RESULTS: Using two-tailed t-tests, when the two groups were compared on the total score for the AST, the epilepsy subjects performed significantly worse than controls (epilepsy M = 11.5 [2.2]; control M = 14.7 [2.4]; p [lt] .01). Unilateral olfactory functioning in both the left and right nostrils was also significantly reduced in epilepsy patients as compared to controls (Right: epilepsy M = 6.0 [1.2]; control M = 7.3 [1.4]; p [lt] .01) (Left: epilepsy M = 5.5 [1.6]; control M = 7.4 [1.4]; p [lt] .01). The current sample was not large enough to perform analyses using seizure focus laterality.

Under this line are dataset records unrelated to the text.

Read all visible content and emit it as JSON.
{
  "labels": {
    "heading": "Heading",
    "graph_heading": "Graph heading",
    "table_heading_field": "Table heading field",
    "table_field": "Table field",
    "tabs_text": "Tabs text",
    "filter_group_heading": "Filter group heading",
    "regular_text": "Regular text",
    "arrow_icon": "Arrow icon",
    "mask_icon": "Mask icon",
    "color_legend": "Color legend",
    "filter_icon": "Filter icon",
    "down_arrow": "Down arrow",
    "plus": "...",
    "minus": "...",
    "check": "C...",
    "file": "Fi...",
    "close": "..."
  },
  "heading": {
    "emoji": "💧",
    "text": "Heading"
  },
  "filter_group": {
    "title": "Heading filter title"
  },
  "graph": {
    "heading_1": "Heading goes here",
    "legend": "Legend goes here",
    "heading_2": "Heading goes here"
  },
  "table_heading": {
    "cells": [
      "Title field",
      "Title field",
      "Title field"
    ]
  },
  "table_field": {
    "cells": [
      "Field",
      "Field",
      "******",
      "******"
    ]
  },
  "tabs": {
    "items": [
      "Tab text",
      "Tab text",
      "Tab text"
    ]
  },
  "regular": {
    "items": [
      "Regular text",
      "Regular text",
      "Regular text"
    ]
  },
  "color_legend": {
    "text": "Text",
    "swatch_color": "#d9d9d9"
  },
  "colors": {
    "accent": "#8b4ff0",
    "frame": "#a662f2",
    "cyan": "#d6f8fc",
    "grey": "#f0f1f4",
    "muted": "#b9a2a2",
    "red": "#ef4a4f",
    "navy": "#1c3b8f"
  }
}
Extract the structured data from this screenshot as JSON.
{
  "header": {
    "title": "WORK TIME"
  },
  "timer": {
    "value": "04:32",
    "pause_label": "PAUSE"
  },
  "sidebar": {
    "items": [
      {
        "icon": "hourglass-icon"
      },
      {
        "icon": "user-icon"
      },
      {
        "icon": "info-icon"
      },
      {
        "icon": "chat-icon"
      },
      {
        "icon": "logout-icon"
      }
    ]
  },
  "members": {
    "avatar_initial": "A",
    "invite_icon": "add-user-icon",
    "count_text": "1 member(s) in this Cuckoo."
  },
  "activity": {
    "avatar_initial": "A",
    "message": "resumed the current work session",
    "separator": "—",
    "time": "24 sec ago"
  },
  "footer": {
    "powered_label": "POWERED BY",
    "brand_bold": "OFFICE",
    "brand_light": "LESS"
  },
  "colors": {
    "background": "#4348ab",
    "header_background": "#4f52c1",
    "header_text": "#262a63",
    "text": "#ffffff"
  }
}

CONCLUSIONS: The AST was brief (5 minutes) and easy to administer. All subjects tolerated the test without adverse effects. This olfactory measure was also found to discriminate epilepsy patients from normal controls, both in terms of overall performance and when each nostril was evaluated individually. These preliminary findings suggest that the AST is an effective, convenient, and inexpensive tool that can be used to investigate olfactory functioning in the epilepsy population. Further research will help to clarify whether the AST is useful in providing information regarding seizure focus laterality.